May God bless the memory of those we lost, and may God bless the United States of America.

So what is the problem? Nice sentiment. Right? Wrong. Acknowledging the location of a CIA base in a theater of war compromises mission and puts people at further risk. Here is the implication going forward–the CIA will close this base and have to find another. Anyone else who comes to this base will be assumed to be a CIA operative. While I can appreciate the political imperative to appear sympathetic to the loss of lives at the CIA, Obama had a larger responsibility–protect the CIA and their mission and ultimately the nation.

The fault does not entirely lie with Obama. The CIA was sloppy in providing operational cover for these people. Let’s face it. If the deceased had operated under military cover we would only be mourning the loss of six more military personnel. No one outside of the Agency or the families of those who died would have realized the CIA took a hit.

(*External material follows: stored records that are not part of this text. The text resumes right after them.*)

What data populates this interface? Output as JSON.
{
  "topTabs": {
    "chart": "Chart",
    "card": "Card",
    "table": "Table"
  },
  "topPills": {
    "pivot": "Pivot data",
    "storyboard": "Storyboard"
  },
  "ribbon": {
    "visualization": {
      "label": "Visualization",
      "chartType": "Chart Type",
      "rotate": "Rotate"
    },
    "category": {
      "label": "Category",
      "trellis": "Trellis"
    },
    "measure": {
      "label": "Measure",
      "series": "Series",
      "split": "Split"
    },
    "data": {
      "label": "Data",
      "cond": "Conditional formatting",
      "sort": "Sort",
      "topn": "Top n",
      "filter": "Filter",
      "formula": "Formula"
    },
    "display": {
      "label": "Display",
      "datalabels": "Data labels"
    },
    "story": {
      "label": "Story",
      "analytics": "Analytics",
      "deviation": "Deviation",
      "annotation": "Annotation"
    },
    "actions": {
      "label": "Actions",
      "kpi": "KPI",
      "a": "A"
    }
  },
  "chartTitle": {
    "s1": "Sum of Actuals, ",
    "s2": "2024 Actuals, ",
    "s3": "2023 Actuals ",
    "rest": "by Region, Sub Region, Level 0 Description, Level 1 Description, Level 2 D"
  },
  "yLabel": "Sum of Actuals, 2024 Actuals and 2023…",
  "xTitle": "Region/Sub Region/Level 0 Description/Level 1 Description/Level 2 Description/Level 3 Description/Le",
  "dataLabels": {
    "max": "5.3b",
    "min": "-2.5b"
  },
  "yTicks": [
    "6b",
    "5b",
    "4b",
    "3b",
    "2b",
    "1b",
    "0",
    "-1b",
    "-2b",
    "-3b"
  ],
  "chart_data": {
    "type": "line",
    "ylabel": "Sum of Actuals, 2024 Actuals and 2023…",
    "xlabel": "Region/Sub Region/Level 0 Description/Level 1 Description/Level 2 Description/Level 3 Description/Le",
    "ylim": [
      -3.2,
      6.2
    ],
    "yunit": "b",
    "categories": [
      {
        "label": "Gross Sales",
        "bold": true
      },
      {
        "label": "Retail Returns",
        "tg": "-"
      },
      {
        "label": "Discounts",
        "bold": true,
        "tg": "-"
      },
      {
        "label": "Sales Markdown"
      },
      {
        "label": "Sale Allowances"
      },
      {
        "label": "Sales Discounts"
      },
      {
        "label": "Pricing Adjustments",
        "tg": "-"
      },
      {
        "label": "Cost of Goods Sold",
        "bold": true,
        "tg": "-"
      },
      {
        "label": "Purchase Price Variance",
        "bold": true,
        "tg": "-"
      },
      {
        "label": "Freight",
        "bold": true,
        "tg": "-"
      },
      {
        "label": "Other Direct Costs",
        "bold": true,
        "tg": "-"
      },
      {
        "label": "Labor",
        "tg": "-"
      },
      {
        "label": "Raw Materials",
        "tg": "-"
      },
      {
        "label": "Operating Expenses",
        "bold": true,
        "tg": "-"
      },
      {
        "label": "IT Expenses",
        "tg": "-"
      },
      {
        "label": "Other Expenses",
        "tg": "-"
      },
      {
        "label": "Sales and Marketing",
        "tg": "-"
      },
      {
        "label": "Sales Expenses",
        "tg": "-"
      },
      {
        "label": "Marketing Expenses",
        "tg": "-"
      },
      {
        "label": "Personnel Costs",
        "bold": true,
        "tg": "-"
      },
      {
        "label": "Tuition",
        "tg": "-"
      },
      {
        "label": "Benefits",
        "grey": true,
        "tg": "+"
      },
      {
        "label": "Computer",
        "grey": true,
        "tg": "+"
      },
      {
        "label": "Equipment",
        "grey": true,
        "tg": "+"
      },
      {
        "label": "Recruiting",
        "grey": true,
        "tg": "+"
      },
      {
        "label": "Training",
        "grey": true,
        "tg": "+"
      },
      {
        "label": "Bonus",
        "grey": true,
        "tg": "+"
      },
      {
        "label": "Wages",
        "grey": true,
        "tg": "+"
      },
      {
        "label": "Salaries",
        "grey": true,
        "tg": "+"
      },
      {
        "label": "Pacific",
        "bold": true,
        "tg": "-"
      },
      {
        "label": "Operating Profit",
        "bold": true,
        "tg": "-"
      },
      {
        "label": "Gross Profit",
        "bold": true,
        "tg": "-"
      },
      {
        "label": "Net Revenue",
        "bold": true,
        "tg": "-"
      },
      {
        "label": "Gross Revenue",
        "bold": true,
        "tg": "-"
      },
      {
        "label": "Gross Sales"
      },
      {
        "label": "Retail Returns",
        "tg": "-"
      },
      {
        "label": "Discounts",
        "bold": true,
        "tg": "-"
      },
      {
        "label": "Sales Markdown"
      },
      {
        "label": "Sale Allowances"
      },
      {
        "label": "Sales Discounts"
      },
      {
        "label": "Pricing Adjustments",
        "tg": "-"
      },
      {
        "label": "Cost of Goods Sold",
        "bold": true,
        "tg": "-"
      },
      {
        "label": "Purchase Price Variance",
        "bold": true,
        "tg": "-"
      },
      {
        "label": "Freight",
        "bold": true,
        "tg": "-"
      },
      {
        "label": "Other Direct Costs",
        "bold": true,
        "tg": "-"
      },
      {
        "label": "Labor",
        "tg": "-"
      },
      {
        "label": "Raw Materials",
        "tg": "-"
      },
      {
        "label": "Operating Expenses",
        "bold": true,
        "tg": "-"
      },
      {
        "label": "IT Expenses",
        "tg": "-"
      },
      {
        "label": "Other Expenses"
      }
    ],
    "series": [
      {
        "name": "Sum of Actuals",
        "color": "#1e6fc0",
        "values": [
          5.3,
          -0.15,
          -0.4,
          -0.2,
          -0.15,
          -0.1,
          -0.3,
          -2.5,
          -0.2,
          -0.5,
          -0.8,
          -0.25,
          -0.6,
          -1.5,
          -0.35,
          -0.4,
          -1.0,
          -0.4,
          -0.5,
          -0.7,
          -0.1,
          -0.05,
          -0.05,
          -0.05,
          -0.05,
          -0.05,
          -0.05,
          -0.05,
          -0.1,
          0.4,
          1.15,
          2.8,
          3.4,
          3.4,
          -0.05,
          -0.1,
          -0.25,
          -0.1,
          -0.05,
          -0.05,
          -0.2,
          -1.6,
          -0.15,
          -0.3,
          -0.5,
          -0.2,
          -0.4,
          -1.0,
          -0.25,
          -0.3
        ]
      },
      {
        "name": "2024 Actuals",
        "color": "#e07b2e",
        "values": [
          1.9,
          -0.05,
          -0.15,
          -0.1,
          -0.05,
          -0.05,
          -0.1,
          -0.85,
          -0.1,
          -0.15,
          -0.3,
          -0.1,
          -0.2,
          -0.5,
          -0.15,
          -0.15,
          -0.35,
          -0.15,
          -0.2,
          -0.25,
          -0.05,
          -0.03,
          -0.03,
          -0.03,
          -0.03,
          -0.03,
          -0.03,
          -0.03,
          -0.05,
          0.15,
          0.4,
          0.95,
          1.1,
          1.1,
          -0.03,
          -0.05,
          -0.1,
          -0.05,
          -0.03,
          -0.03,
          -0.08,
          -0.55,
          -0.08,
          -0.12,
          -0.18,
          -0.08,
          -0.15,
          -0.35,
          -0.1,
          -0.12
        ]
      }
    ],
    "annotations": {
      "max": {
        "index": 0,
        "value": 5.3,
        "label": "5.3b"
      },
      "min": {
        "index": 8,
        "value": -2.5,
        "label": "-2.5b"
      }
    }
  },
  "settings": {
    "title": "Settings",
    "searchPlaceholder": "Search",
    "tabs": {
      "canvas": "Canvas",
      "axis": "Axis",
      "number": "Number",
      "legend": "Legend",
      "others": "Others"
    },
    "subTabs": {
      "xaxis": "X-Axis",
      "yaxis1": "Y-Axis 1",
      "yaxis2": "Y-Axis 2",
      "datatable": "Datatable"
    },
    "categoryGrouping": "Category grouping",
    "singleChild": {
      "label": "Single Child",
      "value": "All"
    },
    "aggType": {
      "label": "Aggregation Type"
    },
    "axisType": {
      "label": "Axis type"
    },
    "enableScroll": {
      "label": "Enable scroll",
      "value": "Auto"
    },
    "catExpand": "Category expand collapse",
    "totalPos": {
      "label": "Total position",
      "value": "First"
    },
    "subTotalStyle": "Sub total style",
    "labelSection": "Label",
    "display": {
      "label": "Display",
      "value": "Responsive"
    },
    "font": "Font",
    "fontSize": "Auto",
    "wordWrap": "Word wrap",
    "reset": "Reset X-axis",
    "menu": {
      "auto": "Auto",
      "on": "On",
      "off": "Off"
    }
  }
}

But most of the dead were under State Department cover. Hell, the frigging White House did nothing to try to cover that position. Instead, Barack compounded the problem of CIA’s inadequate cover by going public with his statement of condolence. I don’t ascribe a malevolent intent to Obama. This is just another example of an amateur not ready for prime time.

Barack Obama is not the first one to help blow the cover of a CIA operation. Remember the death of John Michael Spann at Kala-i-Jangi prison in Afghanistan in November of 2001? George Tenet, the CIA Director at the time, did everything short of crawling into Spann’s coffin. He too made a public spectacle of something that should have been kept low key and out of sight.

And let’s not forget the Bush Administration’s outing of CIA ops officer, Valerie Plame. I don’t want to see Republican’s doing high dungeon over Obama’s exposure of the CIA mission in Afghanistan when they came up with all sorts of bullshit justification for ruining the career of a frontline ops officer who was busy trying to collect intelligence on Iraq’s weapons of mass destruction program.

Once again a President is playing politics with the CIA. I hated it under Bush and I hate it under Obama. The CIA should not be a political football but politicians cannot help themselves. They want to play this game.


The president, joined by Director of Central Intelligence Leon Panetta, addressed CIA employees at the agency's headquarters in Langley, VA, last year. The men are standing in front of Memorial Wall, which is adorned with stars representing CIA members who have given their lives in the line of duty. Seven new stars will be added following a suicide bomber's attack on an agency base in Afghanistan last week.